Quel est le seuil financier qui définit la misère économique en France en 2005 ?

La société affirme officiellement qu'une personne ne peut vivre assez décemment qu'en percevant une somme au moins égale au salaire minimum interprofessionnel de croissance (SMIC).
Son montant est d'environ 1000 euros net mensuels.

Les organisations internationales définissent que le seuil de pauvreté se situe sous la moitié du SMIC, soit actuellement sous 500 euros mensuels.
Nous venons d'entendre sur un média public que le seuil de pauvreté en Europe se définit par 60% du revenu médian du pays concerné. Le revenu médian se situe bien au-dessus du SMIC.

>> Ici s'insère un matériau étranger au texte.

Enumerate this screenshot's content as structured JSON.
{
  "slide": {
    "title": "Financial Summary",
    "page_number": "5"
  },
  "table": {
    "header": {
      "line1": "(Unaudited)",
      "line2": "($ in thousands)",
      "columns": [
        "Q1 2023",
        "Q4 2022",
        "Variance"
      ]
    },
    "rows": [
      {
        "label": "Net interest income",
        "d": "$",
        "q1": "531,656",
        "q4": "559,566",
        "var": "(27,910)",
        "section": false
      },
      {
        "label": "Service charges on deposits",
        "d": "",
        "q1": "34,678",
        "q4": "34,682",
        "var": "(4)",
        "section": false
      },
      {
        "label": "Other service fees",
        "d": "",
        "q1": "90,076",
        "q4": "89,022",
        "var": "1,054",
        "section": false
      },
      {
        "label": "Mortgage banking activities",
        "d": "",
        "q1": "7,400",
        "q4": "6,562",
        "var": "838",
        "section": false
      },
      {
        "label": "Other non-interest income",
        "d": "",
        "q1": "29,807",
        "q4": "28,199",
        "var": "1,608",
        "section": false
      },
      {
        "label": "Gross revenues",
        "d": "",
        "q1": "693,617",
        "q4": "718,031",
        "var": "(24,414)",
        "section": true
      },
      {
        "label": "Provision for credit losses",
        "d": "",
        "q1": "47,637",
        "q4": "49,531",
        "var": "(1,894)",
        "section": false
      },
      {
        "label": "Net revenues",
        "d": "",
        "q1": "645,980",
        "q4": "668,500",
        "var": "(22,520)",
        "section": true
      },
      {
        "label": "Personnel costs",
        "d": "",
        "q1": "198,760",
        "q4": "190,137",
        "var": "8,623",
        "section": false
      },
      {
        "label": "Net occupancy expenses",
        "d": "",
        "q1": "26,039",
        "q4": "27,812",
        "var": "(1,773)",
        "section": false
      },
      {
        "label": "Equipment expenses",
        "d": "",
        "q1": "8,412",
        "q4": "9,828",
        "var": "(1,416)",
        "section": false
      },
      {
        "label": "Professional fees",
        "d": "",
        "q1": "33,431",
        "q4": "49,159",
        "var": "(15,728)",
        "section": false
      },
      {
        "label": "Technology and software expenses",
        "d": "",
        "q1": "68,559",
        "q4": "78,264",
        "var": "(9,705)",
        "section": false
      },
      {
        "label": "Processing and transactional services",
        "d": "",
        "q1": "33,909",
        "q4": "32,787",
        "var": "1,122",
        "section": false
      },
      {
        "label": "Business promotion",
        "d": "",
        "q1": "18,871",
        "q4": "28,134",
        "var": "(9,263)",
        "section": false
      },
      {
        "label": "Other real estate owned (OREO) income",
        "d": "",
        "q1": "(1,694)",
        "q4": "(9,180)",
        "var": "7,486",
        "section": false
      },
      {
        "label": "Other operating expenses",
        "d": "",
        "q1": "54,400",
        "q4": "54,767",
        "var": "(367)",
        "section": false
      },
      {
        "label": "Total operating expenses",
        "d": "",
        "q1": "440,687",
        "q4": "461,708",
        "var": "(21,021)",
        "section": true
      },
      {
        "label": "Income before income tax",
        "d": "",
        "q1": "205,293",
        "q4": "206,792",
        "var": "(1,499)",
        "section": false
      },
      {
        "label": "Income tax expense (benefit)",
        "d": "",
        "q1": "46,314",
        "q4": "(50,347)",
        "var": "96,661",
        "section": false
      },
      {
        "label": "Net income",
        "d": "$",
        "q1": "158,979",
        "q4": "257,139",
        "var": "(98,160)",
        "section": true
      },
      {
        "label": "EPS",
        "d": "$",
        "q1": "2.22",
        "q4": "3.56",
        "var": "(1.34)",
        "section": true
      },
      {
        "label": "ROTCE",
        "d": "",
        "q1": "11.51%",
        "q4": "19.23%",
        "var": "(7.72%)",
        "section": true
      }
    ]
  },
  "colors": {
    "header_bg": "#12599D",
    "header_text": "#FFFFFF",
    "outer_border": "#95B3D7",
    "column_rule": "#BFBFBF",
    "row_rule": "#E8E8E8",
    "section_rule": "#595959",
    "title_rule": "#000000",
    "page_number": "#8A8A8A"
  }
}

Le montant du revenu minimum d'insertion qui frappe un bon million de nos concitoyen(ne)s selon les chiffres officiels qu'on nous distille, s'élèvait à 417 euros par mois, au 31 décembre 2004.
Bien souvent partagé avec des proches qui ne bénéficient d'aucun droit, après radiation par divers organismes. Je ne pense pas qu'il soit faux d'évaluer l'état de l'exclusion et de la précarité en France à un chiffre de 7 ou 8 millions de personnes, au moins, sur les quelques 60 millions que compte la population du pays.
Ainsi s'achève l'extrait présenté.